Archiv jüngerer jüdischer Friedhof Eisenstadt

Josefine (Sara) Weiss, 20. Kislew 689 (= Montag, 03. Dezember 1928)

Standortnummer: 1006

  • Grabstein Weiss Josefine - 03. Dezember 1928

    Foto 1993

  • Grabstein Weiss Josefine - 03. Dezember 1928

    Foto August 2017


Grabstein Weiss Josefine - 03. Dezember 1928

Foto August 2017


Die Grabinschrift

Inschrift Josefine Weiss: Zeilengerechte Transkription und Übersetzung
[1] H(ier liegt) b(egraben) פ“נ
[2] die bedeutende Frau, האשה החשובה
[3] Frau Sara, מרת שרה
[4] Ehefrau des H(errn) Jehuda אשת ר’ יהודה
[5] Weiss. וויסס
[6] I(hre S(eele) g(ing hinweg) am 20. Kislew 689. ינ כ’ כסלו תרפט
[7] I(hr) S(eele) m(öge eingebunden sein) i(m Bund) d(es Lebens). תנצבה




Anmerkungen

August 2017: Der Grabstein liegt quer zu Reihe in der Nähe seines Standorts. Wir werden ihn in den nächsten Wochen ebenfalls nahe seinem Standort aufrecht an die Ostmauer des Friedhofes lehnen. Foto-Update folgt.

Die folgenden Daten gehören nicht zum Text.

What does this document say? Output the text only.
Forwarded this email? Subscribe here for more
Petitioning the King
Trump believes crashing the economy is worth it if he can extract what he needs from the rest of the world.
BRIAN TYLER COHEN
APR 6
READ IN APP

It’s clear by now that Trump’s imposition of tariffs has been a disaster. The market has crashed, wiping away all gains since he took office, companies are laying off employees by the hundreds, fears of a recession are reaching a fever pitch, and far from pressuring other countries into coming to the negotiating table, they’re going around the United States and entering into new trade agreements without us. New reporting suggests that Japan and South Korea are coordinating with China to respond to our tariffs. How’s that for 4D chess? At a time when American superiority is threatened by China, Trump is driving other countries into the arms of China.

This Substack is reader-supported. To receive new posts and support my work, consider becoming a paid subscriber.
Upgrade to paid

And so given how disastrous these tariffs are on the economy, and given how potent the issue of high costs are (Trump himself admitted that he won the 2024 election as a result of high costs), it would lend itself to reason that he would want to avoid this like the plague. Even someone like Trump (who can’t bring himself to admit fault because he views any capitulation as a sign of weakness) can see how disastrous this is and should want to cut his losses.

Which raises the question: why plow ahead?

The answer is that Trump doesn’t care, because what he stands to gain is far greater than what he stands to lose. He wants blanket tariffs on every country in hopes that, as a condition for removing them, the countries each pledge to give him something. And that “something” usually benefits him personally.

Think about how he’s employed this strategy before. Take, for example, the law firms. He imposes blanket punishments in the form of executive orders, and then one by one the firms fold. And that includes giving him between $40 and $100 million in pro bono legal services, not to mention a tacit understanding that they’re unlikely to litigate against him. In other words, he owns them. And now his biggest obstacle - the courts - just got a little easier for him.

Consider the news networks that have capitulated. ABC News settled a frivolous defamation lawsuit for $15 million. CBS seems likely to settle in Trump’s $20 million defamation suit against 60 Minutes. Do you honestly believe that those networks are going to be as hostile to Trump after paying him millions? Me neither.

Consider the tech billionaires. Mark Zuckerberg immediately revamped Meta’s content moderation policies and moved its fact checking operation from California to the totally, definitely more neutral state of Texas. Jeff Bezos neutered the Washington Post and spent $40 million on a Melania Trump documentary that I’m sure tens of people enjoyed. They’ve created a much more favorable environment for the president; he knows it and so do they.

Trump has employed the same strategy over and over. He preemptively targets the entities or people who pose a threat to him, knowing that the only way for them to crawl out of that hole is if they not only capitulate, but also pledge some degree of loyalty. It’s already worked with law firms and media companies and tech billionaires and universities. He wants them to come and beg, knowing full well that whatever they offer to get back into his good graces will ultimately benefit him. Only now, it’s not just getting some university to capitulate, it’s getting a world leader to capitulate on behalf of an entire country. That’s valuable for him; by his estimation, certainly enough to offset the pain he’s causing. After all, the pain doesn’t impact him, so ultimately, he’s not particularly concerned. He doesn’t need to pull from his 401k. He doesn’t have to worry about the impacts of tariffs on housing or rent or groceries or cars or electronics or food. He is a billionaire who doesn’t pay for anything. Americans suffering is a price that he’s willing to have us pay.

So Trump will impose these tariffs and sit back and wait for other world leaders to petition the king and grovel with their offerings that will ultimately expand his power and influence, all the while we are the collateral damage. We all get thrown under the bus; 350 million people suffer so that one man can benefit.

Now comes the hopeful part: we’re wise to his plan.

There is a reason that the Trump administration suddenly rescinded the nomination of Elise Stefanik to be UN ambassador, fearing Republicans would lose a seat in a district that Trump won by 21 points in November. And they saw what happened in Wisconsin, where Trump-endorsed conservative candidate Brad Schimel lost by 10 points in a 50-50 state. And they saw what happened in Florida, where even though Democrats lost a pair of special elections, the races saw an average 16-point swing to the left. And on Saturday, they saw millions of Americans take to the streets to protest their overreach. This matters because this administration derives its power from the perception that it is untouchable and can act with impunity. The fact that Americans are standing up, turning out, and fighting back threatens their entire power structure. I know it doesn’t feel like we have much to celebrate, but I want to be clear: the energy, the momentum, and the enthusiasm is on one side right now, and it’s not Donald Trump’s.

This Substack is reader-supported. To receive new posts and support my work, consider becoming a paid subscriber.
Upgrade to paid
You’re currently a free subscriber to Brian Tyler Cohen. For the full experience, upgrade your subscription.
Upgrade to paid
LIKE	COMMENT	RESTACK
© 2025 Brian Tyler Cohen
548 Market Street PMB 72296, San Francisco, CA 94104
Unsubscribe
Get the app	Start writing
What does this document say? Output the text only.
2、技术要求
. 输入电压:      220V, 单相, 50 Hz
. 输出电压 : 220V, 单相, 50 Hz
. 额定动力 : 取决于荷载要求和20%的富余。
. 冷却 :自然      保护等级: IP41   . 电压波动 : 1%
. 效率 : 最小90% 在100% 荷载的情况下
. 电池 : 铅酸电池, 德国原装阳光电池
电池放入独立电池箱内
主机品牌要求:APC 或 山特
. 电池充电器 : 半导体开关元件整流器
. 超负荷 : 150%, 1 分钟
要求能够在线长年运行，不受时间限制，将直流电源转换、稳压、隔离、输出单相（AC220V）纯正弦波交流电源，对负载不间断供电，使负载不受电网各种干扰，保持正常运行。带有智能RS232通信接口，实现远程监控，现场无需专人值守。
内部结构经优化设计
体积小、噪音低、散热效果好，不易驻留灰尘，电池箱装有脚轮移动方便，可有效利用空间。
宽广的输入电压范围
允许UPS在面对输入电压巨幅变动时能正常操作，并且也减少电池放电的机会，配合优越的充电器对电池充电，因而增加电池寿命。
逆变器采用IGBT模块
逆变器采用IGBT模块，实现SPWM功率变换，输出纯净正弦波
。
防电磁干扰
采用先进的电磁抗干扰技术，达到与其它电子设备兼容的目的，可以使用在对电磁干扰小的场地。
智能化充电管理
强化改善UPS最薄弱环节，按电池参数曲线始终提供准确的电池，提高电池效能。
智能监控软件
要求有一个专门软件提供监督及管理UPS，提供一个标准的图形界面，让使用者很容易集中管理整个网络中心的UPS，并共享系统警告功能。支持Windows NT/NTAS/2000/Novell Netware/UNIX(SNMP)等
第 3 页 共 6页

Zeile 2: Babylonischer Talmud, Traktat Schabbat 59b אשה חשובה u.a.


Biografische Notizen

Josefine (Sara) Weiss, Haushalt, gest. mit 28 Jahren nach einer Fehlgeburt am 03. Dezember 1928 um 05.30 Uhr in der Früh in Unterberg-Eisenstadt 28

Matriken Tod Josefine Weiss

Matriken Tod Josefine Weiss


Vater: Max Gerstl
Mutter: Anna Heinrich


Ehemann: Hugo (Jehuda) Weiss, Schuhmacher, geb. 08. Jänner 1902 in Eisenstadt, wh.: Wien, Sohn des Ernst Weiss, geb. in Rabowice (West-Zentral-Polen) und der Johanna Ungar, geb. Unterberg-Eisenstadt

Sohn:
Hartwig Weiss, geb. 23. März 1928 in Eisenstadt, (spätere Wohnadresse: Unterberg-Eisenstadt 3), lebte 1965 in Haifa



Hugo Weiss heiratete nach dem Tod von Josefine ein zweites Mal: Rosa Farkas.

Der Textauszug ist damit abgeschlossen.